Anyone who considers herself a true cook, or chef, or foodie, or connoisseur of kitchen gadgets understands the joy that comes from a full fridge. Or setting out all the ingredients for a new recipe. Or the mmms and ohs from the people around the table enjoying something you’ve spent all afternoon preparing.

Anybody who enjoys planning, preparing, and sharing a meal should consider herself lucky to have enough food every day. Because there are millions of Americans who don’t.

Feeding America reports that, in 2009, over 50 million Americans experienced food insecurity. Of those, over 17 million were children.  In 2009, 57% of  households experiencing food insecurity relied on food stamps, school lunch programs, WIC, and other nutrition programs to feed themselves and their families.

Despite how pervasive hunger and food insecurity are in our communities, Congress is considering a bill that places the burden of balancing the budget on the most needy.  HR1, the proposed federal budget, cuts WIC — providing nutrition support to mothers and small children — by over $700m. It reduces spending on the food stamp program and creates stricter eligibility requirements. It reduces funding for meals-on-wheels and reduced and free lunch programs (often the only source of a hot meal for a senior or child living in poverty).

HR1 doesn’t just affect hungry Americans — it cuts international Food for Peace aid to prevent and reduce hunger by $687m. This affects 18 million people in countries all over the world. To put this into context, the intervention in Libya has already cost about that much. So we are cutting food aid in favor of bombs.

Hunger is not an insurmountable problem. It’s not that there isn’t enough to go around. The United Nations World Food Programme reports that “there is enough food in the world today for everyone to have the nourishment necessary for a healthy and productive life.” The problem is that people who live in poverty don’t have enough money to afford the food they need, especially given the soaring prices of food (especially fresh food). 

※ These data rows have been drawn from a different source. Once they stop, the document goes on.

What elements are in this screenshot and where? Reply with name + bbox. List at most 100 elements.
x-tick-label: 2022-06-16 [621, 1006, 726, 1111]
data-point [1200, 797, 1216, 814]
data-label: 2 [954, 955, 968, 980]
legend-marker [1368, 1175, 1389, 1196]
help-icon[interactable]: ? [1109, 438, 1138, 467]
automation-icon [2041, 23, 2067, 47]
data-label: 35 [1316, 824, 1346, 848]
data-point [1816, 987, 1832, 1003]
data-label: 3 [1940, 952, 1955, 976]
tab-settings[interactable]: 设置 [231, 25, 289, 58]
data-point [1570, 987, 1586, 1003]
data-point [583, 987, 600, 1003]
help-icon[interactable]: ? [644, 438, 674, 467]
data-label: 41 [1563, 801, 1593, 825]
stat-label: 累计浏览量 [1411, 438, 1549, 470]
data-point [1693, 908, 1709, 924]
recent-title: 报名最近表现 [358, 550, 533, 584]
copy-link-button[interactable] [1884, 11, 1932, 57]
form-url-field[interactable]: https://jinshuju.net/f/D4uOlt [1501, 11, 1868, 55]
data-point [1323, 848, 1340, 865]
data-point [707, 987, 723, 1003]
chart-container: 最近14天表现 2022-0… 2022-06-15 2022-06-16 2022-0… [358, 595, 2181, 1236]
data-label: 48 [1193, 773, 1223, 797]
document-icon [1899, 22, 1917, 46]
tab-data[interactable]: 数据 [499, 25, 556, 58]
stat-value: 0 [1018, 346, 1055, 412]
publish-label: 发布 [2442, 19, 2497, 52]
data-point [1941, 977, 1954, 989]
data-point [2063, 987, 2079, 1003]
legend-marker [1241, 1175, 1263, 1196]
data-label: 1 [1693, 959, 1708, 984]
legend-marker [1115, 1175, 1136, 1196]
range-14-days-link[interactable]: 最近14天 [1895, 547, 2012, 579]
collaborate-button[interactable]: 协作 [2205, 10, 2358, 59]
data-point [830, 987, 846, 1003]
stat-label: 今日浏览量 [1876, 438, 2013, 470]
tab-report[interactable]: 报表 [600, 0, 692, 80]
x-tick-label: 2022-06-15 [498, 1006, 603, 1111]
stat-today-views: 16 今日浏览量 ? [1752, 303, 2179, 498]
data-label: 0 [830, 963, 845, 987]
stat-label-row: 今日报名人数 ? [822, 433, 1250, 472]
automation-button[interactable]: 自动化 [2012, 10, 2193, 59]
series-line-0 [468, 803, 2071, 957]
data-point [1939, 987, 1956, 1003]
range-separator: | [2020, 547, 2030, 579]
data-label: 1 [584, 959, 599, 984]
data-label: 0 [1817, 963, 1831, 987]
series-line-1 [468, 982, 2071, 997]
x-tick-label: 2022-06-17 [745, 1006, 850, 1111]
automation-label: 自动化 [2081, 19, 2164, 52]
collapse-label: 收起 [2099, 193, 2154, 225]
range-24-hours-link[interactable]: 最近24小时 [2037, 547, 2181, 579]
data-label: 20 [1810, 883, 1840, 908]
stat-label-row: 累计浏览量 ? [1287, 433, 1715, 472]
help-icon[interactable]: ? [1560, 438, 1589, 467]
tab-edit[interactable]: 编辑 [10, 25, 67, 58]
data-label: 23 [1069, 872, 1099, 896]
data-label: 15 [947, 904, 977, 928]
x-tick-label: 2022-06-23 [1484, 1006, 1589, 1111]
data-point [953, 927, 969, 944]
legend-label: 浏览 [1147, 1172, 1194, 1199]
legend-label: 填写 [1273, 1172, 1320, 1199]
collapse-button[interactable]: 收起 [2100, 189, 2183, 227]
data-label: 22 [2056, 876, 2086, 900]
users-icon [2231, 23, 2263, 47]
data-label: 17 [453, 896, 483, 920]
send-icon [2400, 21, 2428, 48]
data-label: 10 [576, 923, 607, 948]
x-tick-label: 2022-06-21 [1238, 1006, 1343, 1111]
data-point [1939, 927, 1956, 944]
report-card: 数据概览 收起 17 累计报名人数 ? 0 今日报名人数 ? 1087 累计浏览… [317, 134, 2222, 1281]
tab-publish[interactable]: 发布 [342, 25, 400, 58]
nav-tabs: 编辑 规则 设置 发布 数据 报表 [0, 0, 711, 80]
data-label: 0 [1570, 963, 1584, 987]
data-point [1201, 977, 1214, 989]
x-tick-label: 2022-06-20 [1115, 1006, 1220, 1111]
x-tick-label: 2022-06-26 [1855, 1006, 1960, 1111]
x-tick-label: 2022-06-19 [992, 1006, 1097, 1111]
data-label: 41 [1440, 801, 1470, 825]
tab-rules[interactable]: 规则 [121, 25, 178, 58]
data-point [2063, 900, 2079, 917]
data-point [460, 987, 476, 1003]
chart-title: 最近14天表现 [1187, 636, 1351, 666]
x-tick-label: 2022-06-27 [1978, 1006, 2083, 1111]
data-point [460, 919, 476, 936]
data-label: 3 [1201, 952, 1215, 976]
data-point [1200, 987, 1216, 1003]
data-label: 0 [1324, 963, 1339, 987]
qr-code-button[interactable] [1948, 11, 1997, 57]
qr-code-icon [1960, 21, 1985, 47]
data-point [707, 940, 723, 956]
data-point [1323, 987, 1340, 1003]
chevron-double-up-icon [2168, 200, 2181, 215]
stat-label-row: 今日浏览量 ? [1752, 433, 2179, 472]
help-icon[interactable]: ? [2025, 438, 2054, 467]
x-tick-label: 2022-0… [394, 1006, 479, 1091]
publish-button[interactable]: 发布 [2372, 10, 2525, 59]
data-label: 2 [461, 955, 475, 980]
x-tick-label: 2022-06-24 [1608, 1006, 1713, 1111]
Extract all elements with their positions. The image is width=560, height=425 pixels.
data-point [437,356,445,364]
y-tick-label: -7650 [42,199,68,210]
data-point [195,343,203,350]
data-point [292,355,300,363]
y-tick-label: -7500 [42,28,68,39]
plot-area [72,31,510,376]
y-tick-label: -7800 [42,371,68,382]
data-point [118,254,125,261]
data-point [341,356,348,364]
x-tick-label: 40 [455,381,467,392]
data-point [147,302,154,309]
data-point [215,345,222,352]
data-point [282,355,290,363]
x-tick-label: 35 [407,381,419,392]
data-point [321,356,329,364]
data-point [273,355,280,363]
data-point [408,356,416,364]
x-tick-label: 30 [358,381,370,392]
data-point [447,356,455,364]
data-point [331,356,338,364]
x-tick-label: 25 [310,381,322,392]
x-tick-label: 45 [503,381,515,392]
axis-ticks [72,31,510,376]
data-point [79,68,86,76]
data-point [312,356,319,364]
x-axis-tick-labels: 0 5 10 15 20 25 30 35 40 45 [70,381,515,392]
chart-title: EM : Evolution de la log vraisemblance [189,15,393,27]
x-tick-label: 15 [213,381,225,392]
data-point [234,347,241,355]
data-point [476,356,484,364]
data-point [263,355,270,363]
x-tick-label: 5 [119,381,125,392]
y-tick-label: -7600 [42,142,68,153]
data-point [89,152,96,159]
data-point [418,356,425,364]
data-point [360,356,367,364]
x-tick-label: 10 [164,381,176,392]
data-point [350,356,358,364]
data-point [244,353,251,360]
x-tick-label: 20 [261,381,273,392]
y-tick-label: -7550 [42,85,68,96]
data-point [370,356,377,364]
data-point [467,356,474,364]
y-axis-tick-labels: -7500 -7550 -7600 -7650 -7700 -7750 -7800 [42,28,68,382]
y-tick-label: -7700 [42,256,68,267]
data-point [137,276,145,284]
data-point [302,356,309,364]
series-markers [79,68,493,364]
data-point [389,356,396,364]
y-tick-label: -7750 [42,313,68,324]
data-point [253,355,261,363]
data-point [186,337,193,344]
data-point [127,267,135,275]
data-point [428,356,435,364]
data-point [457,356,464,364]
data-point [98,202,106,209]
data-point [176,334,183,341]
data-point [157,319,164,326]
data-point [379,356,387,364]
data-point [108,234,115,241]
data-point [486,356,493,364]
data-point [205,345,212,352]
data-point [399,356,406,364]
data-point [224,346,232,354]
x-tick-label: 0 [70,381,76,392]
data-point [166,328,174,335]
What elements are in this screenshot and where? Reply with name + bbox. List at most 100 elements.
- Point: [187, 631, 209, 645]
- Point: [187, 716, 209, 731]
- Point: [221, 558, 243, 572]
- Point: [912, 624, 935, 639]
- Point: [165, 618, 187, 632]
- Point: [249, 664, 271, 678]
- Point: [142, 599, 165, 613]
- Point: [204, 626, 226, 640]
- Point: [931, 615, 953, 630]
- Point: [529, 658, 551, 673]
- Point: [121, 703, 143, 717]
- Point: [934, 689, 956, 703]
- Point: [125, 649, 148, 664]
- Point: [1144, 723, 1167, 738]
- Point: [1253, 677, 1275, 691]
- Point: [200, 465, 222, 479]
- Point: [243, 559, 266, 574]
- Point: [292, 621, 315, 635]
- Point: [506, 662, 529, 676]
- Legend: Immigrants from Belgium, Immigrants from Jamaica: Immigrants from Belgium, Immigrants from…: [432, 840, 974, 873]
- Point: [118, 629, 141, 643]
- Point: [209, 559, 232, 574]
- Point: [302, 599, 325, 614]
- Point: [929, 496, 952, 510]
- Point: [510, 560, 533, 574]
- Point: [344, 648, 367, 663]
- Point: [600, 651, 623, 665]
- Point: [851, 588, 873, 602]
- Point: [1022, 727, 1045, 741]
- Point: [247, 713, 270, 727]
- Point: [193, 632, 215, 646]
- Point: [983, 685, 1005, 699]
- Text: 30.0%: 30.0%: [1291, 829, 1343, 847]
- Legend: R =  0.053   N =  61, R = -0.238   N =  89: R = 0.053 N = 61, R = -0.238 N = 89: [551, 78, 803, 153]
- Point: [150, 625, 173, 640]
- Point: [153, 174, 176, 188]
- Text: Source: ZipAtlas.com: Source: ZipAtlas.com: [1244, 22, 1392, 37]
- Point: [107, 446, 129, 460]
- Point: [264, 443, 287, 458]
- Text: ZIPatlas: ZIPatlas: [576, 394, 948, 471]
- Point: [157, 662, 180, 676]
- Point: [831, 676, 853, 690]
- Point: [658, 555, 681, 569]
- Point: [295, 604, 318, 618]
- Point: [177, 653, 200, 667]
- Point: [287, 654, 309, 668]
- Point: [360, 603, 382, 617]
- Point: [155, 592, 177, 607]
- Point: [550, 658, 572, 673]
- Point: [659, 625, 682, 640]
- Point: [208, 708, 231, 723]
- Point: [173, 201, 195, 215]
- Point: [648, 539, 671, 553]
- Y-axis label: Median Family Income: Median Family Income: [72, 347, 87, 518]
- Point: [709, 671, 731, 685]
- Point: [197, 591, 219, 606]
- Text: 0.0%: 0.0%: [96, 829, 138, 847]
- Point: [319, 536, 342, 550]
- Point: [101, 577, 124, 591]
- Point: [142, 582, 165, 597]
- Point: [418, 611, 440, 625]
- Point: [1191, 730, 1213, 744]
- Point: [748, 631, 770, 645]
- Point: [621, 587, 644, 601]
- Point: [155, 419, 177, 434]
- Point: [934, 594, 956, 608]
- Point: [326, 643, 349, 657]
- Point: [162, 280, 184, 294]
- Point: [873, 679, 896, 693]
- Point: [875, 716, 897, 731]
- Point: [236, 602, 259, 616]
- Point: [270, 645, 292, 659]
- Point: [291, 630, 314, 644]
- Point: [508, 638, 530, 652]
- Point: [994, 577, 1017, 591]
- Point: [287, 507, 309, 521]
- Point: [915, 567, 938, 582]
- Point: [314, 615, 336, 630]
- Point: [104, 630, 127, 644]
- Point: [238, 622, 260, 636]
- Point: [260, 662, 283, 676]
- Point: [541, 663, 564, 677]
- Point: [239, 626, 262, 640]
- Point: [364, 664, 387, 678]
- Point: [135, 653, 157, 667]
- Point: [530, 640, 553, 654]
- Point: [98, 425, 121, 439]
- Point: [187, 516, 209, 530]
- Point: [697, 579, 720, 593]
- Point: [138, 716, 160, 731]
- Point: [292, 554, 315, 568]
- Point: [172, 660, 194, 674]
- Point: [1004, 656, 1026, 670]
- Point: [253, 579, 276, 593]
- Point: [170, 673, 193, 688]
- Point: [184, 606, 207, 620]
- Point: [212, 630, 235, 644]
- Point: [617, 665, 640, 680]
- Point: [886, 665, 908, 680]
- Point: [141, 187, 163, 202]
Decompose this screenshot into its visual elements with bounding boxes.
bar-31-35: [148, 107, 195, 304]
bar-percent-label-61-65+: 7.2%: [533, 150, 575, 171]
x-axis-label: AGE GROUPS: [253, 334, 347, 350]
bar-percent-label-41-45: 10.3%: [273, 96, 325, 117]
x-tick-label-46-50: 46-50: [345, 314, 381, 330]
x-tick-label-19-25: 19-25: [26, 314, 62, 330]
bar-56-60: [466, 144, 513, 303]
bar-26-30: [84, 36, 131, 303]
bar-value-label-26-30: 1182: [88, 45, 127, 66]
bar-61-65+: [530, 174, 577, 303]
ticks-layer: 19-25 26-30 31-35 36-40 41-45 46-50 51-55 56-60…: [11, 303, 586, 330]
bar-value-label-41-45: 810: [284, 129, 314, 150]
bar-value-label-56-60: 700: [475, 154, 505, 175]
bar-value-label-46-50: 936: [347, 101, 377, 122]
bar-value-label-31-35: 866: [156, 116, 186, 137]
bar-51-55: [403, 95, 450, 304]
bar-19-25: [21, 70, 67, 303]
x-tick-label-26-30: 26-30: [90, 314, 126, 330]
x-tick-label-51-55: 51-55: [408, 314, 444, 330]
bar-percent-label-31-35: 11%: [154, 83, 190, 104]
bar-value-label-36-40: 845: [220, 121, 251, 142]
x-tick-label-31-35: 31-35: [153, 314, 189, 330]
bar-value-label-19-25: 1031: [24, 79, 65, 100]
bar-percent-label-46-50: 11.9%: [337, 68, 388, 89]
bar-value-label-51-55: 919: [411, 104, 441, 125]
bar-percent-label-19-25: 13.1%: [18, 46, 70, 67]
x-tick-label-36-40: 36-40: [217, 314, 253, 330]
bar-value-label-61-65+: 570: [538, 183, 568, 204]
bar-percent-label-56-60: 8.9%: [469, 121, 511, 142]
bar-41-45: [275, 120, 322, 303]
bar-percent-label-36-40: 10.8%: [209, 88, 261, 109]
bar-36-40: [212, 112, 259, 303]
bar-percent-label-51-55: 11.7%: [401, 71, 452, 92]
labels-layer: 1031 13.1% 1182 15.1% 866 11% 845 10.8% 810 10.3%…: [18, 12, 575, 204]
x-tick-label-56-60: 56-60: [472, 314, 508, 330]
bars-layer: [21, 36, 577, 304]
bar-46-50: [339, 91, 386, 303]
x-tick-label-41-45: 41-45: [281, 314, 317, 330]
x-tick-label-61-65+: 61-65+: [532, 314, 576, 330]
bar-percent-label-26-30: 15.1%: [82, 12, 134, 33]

So, today, I join thousands of advocates and people of faith in fasting to show solidarity with my neighbors who don’t have enough to eat and add my voice to those calling for lawmakers to do what is right — feed the hungry.

It’s only for 4 days, nothing compared to a life of food insecurity. But I hope it will help educate me and, as I share my experience, others about what it means to go to bed hungry. (And I can donate the food I would have eaten in this time to my local soup kitchen.)